Students are admitted to law schools from virtually all majors, according to the American Bar Association. Buffalo State’s new legal studies minor, which is offered for the first time this semester, is designed to ensure that students interested in attending law school are exposed to a variety of subjects and achieve a balance of educational experiences.

The 18-credit-hour minor is housed in the Political Science Department, but, said chair Laurie Buonanno, “the minor is administered by an interdisciplinary faculty.” It was devised by the pre-law advisement committee, chaired by Virginia Grabiner, associate professor of sociology. Jon Lines, lecturer in political science, serves as the minor’s coordinator and as coach for the Buffalo State Mock Trial team.

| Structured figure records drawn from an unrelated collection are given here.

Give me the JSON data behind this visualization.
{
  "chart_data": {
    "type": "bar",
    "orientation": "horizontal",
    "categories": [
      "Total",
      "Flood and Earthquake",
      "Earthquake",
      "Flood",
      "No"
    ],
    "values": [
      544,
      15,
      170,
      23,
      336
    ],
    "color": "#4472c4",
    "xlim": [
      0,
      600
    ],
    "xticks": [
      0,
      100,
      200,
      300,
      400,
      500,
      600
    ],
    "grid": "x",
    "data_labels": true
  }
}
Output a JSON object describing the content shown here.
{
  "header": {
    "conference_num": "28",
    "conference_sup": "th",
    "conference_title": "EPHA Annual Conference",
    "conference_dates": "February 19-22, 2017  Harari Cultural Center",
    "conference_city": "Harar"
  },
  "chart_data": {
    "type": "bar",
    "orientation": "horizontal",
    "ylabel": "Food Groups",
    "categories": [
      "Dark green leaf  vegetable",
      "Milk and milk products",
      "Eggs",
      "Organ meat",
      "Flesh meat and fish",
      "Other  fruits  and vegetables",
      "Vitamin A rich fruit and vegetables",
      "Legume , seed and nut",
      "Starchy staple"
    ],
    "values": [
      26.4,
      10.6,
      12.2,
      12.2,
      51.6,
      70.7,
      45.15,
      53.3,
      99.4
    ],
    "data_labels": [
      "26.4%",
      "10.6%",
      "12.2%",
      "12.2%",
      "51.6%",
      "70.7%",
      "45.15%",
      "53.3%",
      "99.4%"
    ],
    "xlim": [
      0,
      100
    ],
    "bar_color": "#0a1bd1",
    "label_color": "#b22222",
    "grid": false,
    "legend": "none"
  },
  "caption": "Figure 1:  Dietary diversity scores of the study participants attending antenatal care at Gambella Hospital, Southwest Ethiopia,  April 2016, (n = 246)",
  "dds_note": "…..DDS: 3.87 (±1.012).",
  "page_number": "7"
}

Two courses are required to complete the minor: Introduction to Law and Introduction to Philosophy. The capstone project is Moot Court, a 400-level course cross-listed with psychology, criminal justice, and sociology, which is taught by a judge and is based on a murder trial. This year, Town of Tonawanda Town Justice John J. Flynn will teach the course. Students may take Contemporary Constitutional Issues instead.

Students can choose from a list of 21 courses to complete the minor’s requirements, but no more than two may be from the same department. The list reflects a wide range of law-related topics including rhetorical criticism, economic analysis of law, and English legal history.

Buonanno noted that Kelly Boos, assistant to the dean of natural and social sciences, will continue to serve as pre-law adviser for students interested in attending law school. The pre-law handbook provides valuable information, including a timeline indicating when students should acquire the necessary academic skills.